I'm sure about the songs from under the sand.
November 19, 2009 7:23 AM   Subscribe

Again with the "identify this short story."

Science fiction story I read at least ten years ago, in which the consciousness -- but not the body -- of a twentieth/twenty-first-century man is revived far into the future by -- I think -- aliens (or possibly our distant descendants). Told if not in the first person then at least from the point of view of the revived consciousness. They interview him for research purposes but he proves difficult or antagonistic or something, so they eventually just shut his sensory inputs off and leave him to go mad. By the end he is hallucinating that he is on a beach while songs are being chanted to him from beneath the green sands.
posted by ricochet biscuit to Media & Arts (12 answers total) 9 users marked this as a favorite
 
Is it actually a computer simulation? There's an antagonistic guy who teaches him to fish in the simulation/hallucination, and at some point a monkey is killed after he leaves the beach and goes into the jungle?

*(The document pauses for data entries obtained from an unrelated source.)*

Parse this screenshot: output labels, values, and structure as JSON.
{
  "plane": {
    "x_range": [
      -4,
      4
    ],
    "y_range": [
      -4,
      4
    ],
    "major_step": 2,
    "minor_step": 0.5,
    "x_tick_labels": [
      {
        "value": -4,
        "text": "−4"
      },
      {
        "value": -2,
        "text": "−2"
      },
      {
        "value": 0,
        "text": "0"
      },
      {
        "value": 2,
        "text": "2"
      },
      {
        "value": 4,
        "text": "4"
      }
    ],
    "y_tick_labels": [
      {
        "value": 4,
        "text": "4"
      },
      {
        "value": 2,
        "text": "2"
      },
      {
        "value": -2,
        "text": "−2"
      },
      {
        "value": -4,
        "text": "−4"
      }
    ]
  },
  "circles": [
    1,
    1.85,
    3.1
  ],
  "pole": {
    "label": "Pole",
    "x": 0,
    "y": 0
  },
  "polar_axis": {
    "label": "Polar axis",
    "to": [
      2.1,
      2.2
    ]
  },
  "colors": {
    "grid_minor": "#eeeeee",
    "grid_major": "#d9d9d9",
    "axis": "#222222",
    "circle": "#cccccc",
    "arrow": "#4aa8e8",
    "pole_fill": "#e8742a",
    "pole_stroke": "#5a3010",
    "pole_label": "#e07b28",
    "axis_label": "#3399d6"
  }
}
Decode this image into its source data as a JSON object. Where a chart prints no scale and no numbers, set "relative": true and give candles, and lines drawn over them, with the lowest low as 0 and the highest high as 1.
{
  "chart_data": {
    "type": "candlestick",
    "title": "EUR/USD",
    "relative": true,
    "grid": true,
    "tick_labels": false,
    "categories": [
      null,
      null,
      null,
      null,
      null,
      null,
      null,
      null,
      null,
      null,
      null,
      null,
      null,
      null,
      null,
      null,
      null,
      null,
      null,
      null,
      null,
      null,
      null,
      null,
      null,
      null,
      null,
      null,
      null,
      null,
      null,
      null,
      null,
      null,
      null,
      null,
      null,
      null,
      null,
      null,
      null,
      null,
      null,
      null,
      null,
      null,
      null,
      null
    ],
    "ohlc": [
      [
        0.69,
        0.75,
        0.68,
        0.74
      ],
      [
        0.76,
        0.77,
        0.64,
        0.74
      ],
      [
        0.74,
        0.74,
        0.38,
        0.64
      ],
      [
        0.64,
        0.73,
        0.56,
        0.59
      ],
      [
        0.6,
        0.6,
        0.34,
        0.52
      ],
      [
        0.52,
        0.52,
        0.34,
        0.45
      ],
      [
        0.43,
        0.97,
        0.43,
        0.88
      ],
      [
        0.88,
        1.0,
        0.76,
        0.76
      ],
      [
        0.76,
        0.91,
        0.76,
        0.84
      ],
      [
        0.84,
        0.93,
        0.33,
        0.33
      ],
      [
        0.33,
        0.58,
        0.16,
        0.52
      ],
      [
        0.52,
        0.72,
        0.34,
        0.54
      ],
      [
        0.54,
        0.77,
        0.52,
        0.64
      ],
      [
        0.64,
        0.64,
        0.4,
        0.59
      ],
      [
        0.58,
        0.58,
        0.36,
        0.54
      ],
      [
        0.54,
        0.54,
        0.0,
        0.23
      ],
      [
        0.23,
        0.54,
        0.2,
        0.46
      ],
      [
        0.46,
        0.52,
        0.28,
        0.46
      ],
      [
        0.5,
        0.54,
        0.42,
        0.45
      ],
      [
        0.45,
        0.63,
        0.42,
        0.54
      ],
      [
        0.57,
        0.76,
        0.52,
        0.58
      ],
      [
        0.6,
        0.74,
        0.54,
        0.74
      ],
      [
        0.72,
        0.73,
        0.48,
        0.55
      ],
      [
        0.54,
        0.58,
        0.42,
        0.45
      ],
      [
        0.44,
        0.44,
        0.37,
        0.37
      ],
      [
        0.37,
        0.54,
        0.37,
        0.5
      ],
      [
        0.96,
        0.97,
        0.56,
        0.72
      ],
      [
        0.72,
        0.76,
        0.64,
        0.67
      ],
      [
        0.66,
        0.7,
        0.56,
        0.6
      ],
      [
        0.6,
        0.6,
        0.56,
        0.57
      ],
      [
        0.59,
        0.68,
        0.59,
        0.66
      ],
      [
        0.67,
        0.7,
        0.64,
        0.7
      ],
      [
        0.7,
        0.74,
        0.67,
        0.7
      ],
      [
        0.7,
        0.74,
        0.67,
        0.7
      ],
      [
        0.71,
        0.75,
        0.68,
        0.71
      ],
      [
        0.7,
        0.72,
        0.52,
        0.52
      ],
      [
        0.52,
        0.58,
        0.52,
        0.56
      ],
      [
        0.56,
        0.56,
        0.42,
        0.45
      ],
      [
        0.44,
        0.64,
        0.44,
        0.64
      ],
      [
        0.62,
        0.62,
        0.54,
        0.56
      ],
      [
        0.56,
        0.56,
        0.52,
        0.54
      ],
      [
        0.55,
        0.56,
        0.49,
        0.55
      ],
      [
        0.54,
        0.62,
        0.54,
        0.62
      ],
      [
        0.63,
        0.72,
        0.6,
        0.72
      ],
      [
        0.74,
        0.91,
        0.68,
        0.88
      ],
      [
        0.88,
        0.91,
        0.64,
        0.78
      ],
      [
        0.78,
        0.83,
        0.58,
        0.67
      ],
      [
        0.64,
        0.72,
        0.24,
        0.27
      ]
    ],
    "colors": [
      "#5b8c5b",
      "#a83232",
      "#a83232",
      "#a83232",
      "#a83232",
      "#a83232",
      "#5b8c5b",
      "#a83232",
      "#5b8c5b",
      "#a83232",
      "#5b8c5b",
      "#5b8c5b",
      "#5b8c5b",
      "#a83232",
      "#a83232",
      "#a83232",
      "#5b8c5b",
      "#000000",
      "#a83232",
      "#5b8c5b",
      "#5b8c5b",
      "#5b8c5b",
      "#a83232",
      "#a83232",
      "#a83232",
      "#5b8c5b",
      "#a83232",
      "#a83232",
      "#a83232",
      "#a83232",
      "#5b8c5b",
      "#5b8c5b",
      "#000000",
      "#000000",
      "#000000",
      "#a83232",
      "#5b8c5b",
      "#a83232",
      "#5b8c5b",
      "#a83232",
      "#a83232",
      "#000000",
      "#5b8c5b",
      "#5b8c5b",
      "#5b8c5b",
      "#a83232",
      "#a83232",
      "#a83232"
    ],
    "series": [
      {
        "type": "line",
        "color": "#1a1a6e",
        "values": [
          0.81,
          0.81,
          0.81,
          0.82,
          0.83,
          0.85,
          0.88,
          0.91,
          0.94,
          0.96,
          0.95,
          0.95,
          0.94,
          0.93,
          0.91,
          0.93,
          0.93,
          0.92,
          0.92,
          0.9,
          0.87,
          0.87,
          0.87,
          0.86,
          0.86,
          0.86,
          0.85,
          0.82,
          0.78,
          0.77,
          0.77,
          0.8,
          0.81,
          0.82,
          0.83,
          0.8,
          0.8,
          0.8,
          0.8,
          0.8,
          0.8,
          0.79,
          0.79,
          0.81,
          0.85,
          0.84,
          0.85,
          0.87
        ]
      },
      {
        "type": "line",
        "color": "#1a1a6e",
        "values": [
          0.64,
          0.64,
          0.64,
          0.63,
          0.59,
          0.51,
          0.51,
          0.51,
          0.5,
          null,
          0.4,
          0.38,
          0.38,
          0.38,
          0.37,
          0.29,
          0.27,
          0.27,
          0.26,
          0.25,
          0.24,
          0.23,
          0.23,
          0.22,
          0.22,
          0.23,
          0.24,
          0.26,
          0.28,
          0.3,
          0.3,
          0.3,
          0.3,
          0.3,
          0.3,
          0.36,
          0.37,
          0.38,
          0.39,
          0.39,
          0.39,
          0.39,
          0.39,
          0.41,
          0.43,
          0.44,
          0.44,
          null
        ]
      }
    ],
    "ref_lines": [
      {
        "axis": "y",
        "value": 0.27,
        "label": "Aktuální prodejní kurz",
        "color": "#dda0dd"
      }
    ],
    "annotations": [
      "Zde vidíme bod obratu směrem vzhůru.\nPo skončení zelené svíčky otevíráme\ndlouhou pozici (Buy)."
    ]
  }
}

If no one else answers I know I have it at home.
posted by cobaltnine at 8:13 AM on November 19, 2009


Response by poster: I don't recall it as such, but it has been a while. My recollection is that it is purely his disembodied consciousness, and I think this consciousness rebels at being used as a research tool, which leads to his questioners shutting off the sensory inputs.
posted by ricochet biscuit at 8:24 AM on November 19, 2009


I can remember reading this (or something very much like it) The guy was (I think) deep frozen but the aliens only revive him so far so they can talk to him but leaving him blind and unable to move. He knows the location of some hidden super-weapons (or something) and he realises that the aliens want this information (they try and trick it out of him). When he refuses to tell them they shut off the input... at first he's frightened to death in the dark but, as you said, hallucinates being on a beach at the end.

I thought for some reason it may have been Ray Bradbury - I've tried doing some googling but nothing comes up.
posted by fearfulsymmetry at 10:25 AM on November 19, 2009


Response by poster: Yeah, that is sounding right.
posted by ricochet biscuit at 10:28 AM on November 19, 2009


I know I've read this too, and it's driving me crazy that I can't remember where. I thought it might be in the Science Fiction Hall of Fame but after scanning the titles, nothing is ringing a bell.
posted by beandip at 10:40 AM on November 19, 2009


I want to say Gene Wolfe, but I might be confusing this with another story.
posted by Artw at 10:41 AM on November 19, 2009


I've read this story to, and I'm almost sure that it was collected in an anthology that set 1 science fiction story on each planet in our solar system (this story being the one set on Earth). I am NOT talking about Asimov's Solar System Anthology, but I'll have to go home to look at the title.
posted by muddgirl at 11:17 AM on November 19, 2009


I was thinking of Tomorrow's Worlds and this story is apparently not part of that collection. I can't think of which other short story collections I've read recently!
posted by muddgirl at 11:34 AM on November 19, 2009


Best answer: I'm almost certain that this is Go Starless in the Night by Roger Zelazny.
posted by speicus at 12:54 PM on November 19, 2009 [1 favorite]


Best answer: That's it... you can read it on this shonky Russian web site

Weirdly a bit back I'd asked here about the origin of a short story that turned out I'd read in the same Zelzany collection as Night
posted by fearfulsymmetry at 1:59 PM on November 19, 2009


Response by poster: That's the one! Spasiba.
posted by ricochet biscuit at 2:22 PM on November 19, 2009


Great story. I love that the identity of the interrogators is never revealed, and the last paragraph is haunting.